Now, engineers determine exhaust valve closing based on whether the timing tradeoff is best for drawing exhaust gas out of the cylinder or providing exhaust pressure resistance to keep some exhaust gas in the cylinder. The timing of the pressure waves is directly related to engine speed, so engineers try to optimize exhaust valve closing for one speed range. Obviously, that can be detrimental at a different speed range.
For example, the engineer may want to retain some of the exhaust gas at partial load to reduce the cylinder’s ability to take in the new air/fuel charge. Why would they want this? Simple:
All normally aspirated engines suffer from pumping loss
What you have to understand here is that the throttle plate is the largest restriction in the entire intake system. At low RPMs and partial throttle, the engine experiences significant pumping losses because the pistons are sucking against the mostly closed throttle plate during their intake stroke.
By purposely retaining some exhaust gas in the cylinder through valve timing and exhaust back pressure, engineers actually reduce efficiency. That forces the driver to push down on the pedal and open the throttle plate more.
Opening the throttle lowers pumping loss! Now this part is important:
You gain MORE efficiency by lowering pumping loss than the energy you give up by keeping more exhaust gas in the cylinder! In partial throttle situations, backpressure is a net positive.
But the exhaust pressure issue changes at open throttle
At open throttle, pumping loss is low and exhaust pressure harms volumetric efficiency. You want high exhaust flow and velocity to help empty the cylinder at higher RPMs.
Does a larger exhaust pipe help flow?
Not necessarily. You obviously want an exhaust pipe that aids flow. But too large a pipe decreases gas velocity and it’s velocity that scavenges the exhaust from the cylinder.
What if you just install a high-flow muffler?
If you don’t increase pipe size but instead try to lower exhaust pressure by installing a high flow muffler, your performance will still suffer at lower RPMs and partial load due to pumping loss. But what happens at full load and higher RPMs? Full throttle and lower exhaust pressure from the muffler gives you more power.

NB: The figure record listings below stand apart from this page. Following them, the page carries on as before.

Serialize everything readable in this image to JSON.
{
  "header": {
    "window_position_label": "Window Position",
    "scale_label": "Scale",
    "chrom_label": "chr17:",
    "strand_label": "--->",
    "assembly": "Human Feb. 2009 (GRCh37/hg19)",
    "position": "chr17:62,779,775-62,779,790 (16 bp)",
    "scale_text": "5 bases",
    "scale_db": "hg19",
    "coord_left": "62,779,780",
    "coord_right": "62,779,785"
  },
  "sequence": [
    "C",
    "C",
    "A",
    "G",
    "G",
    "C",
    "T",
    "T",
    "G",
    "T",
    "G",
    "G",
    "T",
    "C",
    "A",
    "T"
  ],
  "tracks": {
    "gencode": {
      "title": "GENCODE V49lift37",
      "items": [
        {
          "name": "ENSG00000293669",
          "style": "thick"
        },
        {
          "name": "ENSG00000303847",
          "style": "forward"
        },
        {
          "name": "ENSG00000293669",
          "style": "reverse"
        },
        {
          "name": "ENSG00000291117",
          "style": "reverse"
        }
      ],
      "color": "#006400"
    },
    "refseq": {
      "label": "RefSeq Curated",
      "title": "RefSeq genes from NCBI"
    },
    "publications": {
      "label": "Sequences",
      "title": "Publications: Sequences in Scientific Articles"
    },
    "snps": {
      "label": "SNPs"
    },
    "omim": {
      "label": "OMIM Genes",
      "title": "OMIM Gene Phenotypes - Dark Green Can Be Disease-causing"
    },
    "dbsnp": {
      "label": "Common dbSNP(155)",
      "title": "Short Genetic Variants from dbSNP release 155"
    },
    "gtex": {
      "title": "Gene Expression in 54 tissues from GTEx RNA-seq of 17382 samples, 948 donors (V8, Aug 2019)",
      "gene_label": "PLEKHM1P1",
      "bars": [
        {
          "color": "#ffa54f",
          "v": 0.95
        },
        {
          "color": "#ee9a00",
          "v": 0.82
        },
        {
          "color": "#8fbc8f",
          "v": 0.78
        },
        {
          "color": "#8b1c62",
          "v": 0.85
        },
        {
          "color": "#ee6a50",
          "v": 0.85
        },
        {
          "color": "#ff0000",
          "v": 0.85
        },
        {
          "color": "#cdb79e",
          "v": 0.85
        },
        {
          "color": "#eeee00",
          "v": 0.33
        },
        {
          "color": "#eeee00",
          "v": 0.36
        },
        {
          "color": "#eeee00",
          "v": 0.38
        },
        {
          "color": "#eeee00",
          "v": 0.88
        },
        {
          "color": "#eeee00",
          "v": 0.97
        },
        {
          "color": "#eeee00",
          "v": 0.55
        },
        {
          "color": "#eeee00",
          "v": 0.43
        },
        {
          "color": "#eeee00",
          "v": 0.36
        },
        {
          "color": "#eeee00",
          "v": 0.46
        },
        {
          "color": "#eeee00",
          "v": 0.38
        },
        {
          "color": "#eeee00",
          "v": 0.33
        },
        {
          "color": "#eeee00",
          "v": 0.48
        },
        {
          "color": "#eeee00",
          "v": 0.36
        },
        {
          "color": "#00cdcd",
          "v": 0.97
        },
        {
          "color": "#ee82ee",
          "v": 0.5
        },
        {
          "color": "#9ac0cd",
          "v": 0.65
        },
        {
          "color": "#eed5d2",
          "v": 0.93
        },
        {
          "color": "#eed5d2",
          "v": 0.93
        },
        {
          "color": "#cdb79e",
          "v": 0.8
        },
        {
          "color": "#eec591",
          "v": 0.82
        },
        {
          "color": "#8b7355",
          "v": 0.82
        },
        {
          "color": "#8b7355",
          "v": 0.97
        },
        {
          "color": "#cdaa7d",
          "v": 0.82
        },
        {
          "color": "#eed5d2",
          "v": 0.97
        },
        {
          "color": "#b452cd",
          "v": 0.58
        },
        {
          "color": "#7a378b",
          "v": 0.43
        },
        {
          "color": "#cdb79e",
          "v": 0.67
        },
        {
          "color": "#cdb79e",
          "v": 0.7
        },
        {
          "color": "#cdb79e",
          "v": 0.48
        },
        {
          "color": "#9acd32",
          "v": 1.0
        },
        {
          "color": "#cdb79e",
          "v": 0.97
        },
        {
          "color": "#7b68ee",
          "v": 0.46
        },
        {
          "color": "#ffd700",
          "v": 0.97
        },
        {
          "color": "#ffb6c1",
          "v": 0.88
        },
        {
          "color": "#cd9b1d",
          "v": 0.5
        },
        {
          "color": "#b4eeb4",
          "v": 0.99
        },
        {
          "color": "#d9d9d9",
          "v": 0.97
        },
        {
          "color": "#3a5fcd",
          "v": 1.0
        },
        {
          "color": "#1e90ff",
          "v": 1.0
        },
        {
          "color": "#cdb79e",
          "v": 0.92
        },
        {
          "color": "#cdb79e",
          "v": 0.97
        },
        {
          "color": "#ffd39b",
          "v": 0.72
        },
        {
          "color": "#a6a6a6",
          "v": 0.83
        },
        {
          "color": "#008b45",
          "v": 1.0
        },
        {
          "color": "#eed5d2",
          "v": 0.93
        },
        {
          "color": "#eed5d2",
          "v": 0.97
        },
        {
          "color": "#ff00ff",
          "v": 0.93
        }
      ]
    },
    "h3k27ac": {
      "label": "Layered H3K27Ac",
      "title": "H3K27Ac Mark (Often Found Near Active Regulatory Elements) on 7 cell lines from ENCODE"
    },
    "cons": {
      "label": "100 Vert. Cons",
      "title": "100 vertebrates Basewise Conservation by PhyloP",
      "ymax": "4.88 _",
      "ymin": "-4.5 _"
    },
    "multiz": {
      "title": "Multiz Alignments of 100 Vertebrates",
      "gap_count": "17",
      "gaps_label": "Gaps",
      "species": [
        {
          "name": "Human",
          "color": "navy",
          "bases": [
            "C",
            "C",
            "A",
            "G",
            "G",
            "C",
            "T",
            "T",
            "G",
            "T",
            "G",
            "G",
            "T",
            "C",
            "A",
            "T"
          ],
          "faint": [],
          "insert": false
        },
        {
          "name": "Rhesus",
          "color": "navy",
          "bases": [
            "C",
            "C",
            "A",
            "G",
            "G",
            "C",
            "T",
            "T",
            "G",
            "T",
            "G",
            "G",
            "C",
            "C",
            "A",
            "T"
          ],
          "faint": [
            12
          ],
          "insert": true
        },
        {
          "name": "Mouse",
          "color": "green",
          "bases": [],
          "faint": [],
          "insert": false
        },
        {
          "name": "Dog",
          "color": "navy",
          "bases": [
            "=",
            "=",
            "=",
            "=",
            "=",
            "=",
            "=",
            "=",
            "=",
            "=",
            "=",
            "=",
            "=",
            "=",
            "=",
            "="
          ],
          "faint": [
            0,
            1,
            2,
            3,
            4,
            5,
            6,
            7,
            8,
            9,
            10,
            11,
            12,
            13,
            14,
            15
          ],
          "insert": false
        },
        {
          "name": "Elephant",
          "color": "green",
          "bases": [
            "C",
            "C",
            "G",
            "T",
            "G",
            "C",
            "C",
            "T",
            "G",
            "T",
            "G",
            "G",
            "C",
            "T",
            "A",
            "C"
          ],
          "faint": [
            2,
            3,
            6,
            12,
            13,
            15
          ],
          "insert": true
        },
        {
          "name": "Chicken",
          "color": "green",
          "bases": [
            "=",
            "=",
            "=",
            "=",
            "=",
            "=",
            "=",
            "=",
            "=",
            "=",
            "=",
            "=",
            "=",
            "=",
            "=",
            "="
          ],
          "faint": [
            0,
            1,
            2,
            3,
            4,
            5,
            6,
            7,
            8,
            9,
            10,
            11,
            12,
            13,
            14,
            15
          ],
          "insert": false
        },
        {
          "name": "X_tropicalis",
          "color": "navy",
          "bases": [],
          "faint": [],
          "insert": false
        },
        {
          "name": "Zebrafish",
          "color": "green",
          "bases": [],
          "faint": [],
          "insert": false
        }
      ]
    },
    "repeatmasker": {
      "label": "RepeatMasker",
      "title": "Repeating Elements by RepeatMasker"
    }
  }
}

So the question is: are you willing to sacrifice performance at part throttle for full throttle performance? If you’re a pedal to the metal person, go for it. If you’re a daily driver and you’re driving in stop and go traffic, reducing backpressure may cost you.
Then there’s the whole Variable Valve Timing issue
With the introduction of variable valve timing, engineers can have their cake and eat it too. They can change exhaust valve closing and valve overlap to meet varying engine conditions. Great, so it’s no longer such a compromise. But now it’s even more important that you don’t screw with it. The engineers designed in a certain amount of backpressure and the variable valve timing software is based on it. If your engine has variable valve timing and you replace the pipes and muffler, you throw all of that precise engineering out the window. All the assumptions made by the engineers are gone—you’ve substituted your own. Nice going.